A 36-kg (79-lb) castrated male Greyhound (dog 1) and a 25-kg (55 lb) spayed female Greyhound (dog 2) underwent general anesthesia for dental care with similar perianesthetic protocols on multiple occasions from 2013 to 2016. Both dogs had periodontal disease but were otherwise deemed healthy. Both dogs developed clinically relevant hyperkalemia, with signs including loss of P waves on ECG tracings, during multiple anesthetic events.

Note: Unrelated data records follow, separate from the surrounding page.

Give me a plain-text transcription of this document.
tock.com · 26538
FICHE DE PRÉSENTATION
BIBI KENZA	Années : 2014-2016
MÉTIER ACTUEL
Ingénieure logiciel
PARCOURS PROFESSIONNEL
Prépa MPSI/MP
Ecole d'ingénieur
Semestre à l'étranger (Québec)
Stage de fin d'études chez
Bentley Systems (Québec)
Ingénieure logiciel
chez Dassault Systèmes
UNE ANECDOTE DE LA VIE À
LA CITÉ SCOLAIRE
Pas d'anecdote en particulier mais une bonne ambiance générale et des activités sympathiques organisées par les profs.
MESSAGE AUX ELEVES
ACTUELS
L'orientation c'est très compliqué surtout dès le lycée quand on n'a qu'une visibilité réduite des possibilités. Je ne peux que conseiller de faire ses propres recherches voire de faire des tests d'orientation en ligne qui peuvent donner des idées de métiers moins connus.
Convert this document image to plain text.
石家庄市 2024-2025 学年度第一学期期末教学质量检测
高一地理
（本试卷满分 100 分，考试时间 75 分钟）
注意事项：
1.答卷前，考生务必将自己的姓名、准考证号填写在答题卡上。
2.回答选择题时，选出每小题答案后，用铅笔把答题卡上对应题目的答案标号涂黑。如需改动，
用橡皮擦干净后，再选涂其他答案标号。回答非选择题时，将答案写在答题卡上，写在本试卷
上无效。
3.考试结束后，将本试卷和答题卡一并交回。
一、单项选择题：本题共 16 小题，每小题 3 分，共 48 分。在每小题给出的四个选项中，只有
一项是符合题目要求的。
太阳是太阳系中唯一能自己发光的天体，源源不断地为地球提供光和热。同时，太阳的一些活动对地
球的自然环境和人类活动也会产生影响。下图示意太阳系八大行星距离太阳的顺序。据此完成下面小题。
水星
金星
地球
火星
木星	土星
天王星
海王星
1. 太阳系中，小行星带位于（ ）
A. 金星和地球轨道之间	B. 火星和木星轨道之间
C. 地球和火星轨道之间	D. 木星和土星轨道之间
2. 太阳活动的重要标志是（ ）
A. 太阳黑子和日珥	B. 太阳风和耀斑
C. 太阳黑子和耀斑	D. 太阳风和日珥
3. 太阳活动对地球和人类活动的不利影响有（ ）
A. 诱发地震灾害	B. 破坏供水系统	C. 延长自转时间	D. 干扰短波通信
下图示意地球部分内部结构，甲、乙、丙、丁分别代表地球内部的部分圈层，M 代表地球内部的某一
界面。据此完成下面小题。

Dog 1 developed hyperkalemia during 2 of 2 anesthetic events, with ECG changes noted during the first event. Dog 2 developed hyperkalemia during 3 of 4 anesthetic events, with ECG changes identified during the second and third events. Serum potassium concentration for both dogs was within the reference range prior to and between anesthetic events. No underlying etiopathogenesis for hyperkalemia was identified for either dog.
TREATMENT AND OUTCOME
In each hyperkalemic event, the clinician stopped the dental procedure and continued to provide supportive care and monitoring while the dog recovered from anesthesia. The ECG changes resolved, and serum potassium concentration returned to the reference range rapidly after inhalant anesthetic administration was discontinued. The dogs were discharged from the hospital without further complications.
Hyperkalemia in anesthetized Greyhounds resulted in serious cardiac conduction abnormalities, which could be potentially fatal if not recognized and promptly treated. Further investigation into the etiopathogenesis, prevention and treatment strategies, and genetic or familial components of this condition is indicated.